António Vaz Carneiro, director do Centro de Estudo de Medicina Baseada na Evidência, não duvida de que as medidas "diminuíram a mortalidade" mas afirma que é preciso medir riscos e ponderar decisões, porque "os recursos em saúde são finitos". O impacto da vacina está por calcular mas Vaz Carneiro estima que para se salvar uma vida seria preciso vacinar entre 80 a 100 mil portugueses, o que "é muito". Ao mesmo tempo, o clínico pensa que, a nível da comunicação, a gripe A deve servir de "estudo de caso do que não se deve fazer", começando pela Organização Mundial de Saúde e pelas "hiper-reacções nacionais". "Gostava que a ciência nos ajudasse a ser menos emocionais", desabafa.

Por outro lado, o fornecimento de vacinas contra a gripe A tem ajudado no aumento das receitas de alguns dos maiores laboratórios. Entre Janeiro e Março deste ano, os lucros do grupo suíço Novartis cresceram 49 por cento e as vendas 25 por cento, para mais de 2200 milhões de euros - 300 milhões de euros acima do previsto pela farmacêutica. Mais de 826 milhões de euros deveram-se às vacinas contra o H1N1.

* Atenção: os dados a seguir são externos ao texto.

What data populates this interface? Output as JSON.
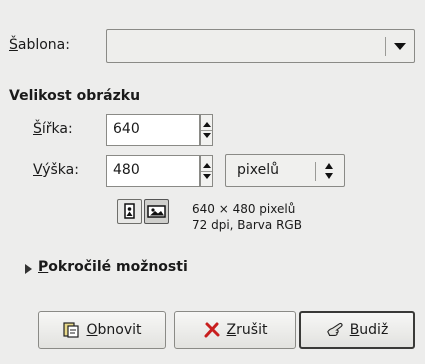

A GlaxoSmithKline, que forneceu a vacina a Portugal, foi outro dos laboratórios que mais lucraram com a venda de novos produtos contra a gripe. Só entre Outubro e Dezembro de 2009 forneceu 130 milhões de doses de vacinas para o H1N1. No ano passado, as vendas desta vacina traduziram-se num ganho acrescido de 1020 milhões de euros para as receitas do grupo britânico, para além de quase 832 milhões com o anti-viral Relenza.